Paul Stroede
The lobby at Sundance Cinemas in Madison, Wisconsin.
Word came out of Los Angeles last week that Sundance Cinemas is for sale. What this means is unclear. It’s possible to feel a little panicky. Will Dane County lose the closest thing it has to an art movie theater? Will Madison lose its only semi-centrally located movie house? Will we have to go to Sun Prairie or Stoughton if we want to drink a beer while watching a movie?
Sundance Cinemas Madison general manager Merijoy Endrizzi-Ray declined comment and directed Isthmus to Muirfield Partners, a Los Angeles-based corporate communications and investor relations firm.
It’s true that Sundance is being sold — when and to whom is yet to be determined. But it is being packaged with its four sister locations in West Hollywood, Houston, Seattle and San Francisco as a chain of theaters — and a profitable one at that, according to a Muirfield Partners representative who asked to remain anonymous.
Sundance 608 opened in Madison at Hilldale Mall in 2007. Its mission was to be a home for the sort of independent and foreign movies that were found at the Sundance Film Festival and on the Sundance Channel.

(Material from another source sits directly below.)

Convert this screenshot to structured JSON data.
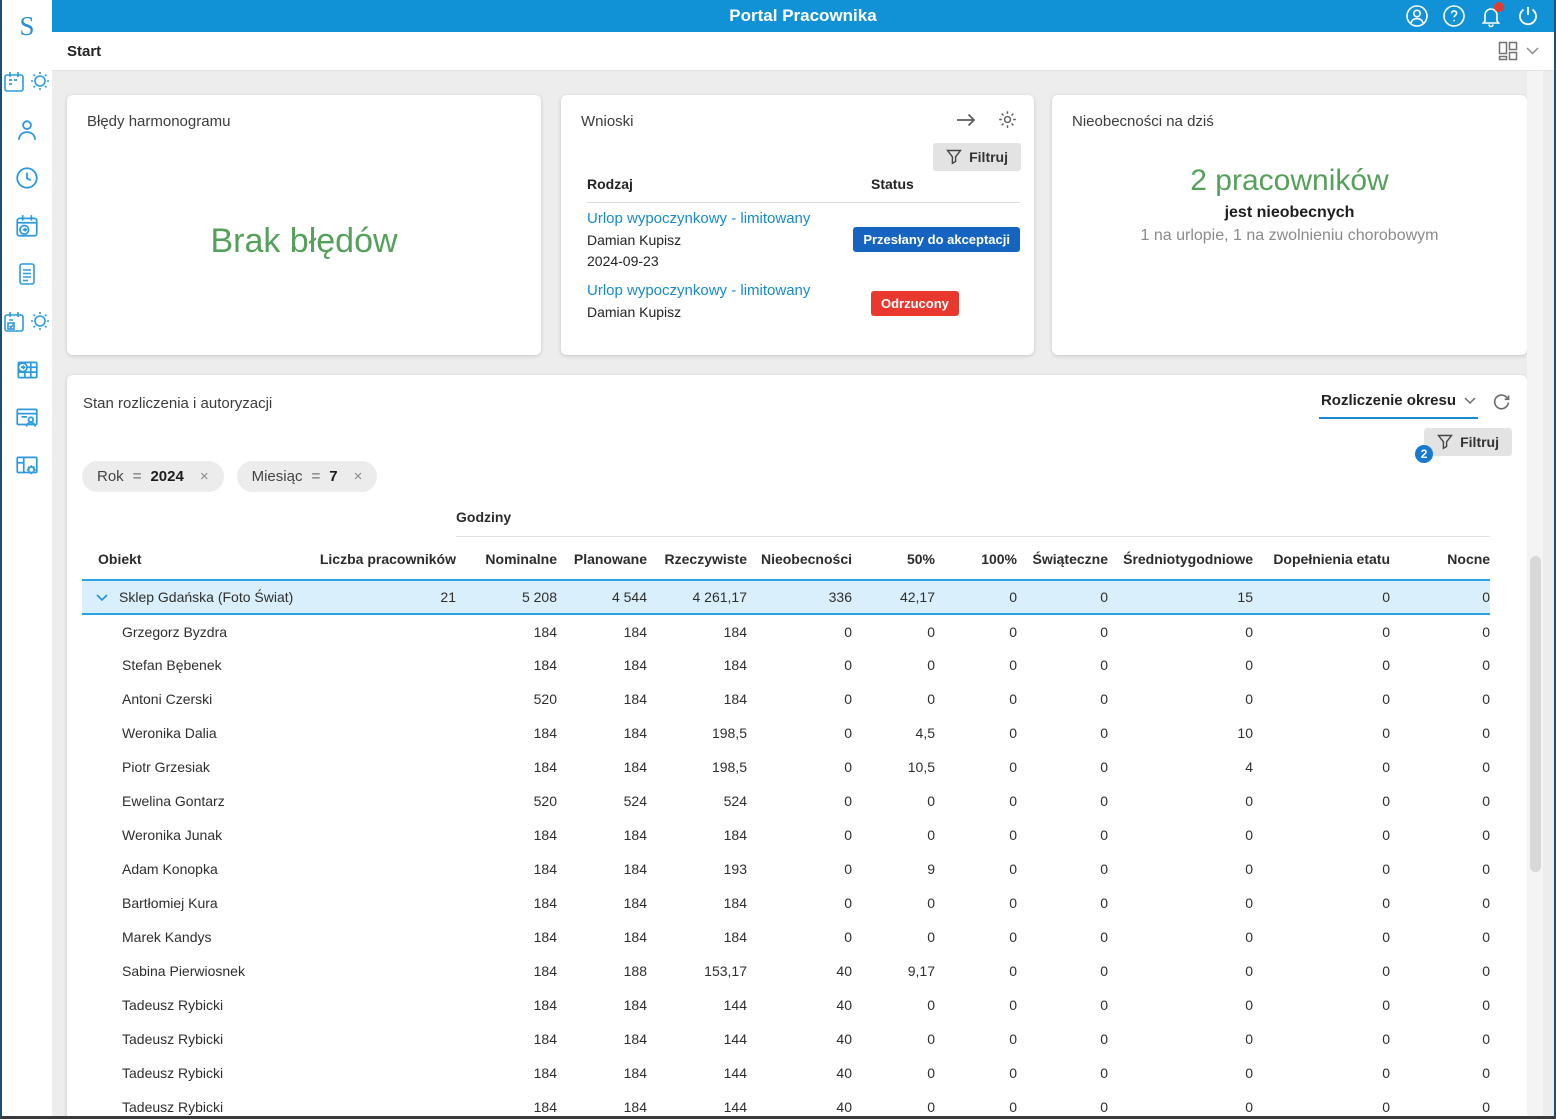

Over the years this mission has changed. Hollywood has crept into the old art house. It is not uncommon for more than half of its six screens to be occupied with major studio movies. But the theater still delivers more idiosyncratic fare. Beyond the Sundance-style films, it also offers revivals of classic films on Wednesday nights and screenings of Academy Award-nominated short films during Oscar season, and it serves as the prime venue for the Wisconsin Film Festival.
In this era, it is harder and harder to run a profitable cinema. Doomsayers point to declining ticket sales, audiences fleeing to home viewing and the unsustainability of a product reliant on increasingly expensive action spectaculars. Despite this gloomy assessment, the Sundance theaters have thrived and are profitable.
The representative says there’s no sense in breaking apart the chain or altering a successful formula, so they are looking for a buyer who will keep operating under the same model. In all likelihood, the movies will be similar; hefty surcharges will keep ads off the screens; the seats will stay comfortable; the beer, wine and food will remain; and Madisonians will still have a place to get real butter on their popcorn. The only presumptive major change will be the name on the side of the building.
Since Sundance opened, other chains have copied its model, such as the independent Austin, Texas-based Alamo Drafthouse. Even the corporate Marcus Theaters has added a bar to Point Cinemas, and theatergoers are able to enjoy drinks and dinners in its new venue, Palace Cinemas.